Originally posted by normbenign
That would depend on the country in which the English is spoken, and in the USA even the region or State would make a difference.
How would either of us collect on such a bet?
I can picture a cop in NYC, or New Orleans questioning a suspect: "Whom did you shoot?" and everyone in the room hysterical with laughter.
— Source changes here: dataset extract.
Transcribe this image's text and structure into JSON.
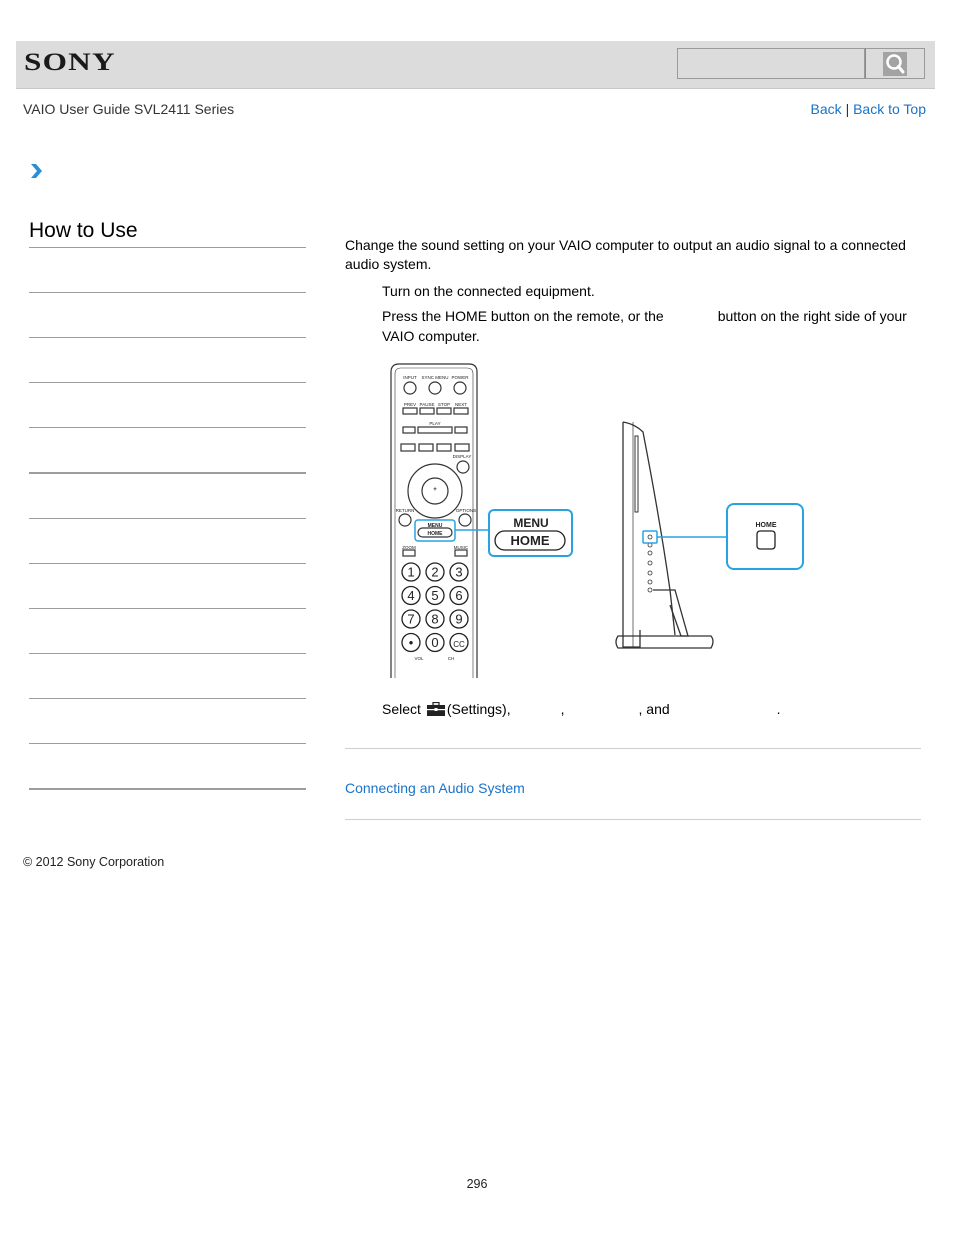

Grammar in English is generally alte ...[text shortened]... s like "shew", or "doth" which showed up regularly in 17th and 18th century writings and speech.
With his usual dishonesty, Normbenign desperately attempts to cover up the fact that he's dead wrong.
Not even Sh76 himself has attempted to argue that my grammatical correction was mistaken.
In Sh76's sentence, the formal grammatical distinction between 'who' and 'whom' does
*not* 'depend upon the country in which the English is spoken'. Given that Sh76's an
American, I assumed that the context here is *standard American English in writing*.
Now I suppose that Normbenign could find some grammatically ignorant Americans
(like himself) who might say, 'Who did you shoot?' in *casual speech*, but that's
*irrelevant* to its grammatical incorrectness in *formal writing*. Contrary to what
Normbenign (who's nearly illiterate) desperately wants to believe, grammatical questions
are not settled by asking the 'lowest common denominator' of English speakers.
Is Normbenign disappointed that none of his fellow right-wing white Americans (who may
hate me almost as much he does) have hastened to offer to bet their life savings upon
the proposition that he must be right and I must be wrong on a question of English grammar?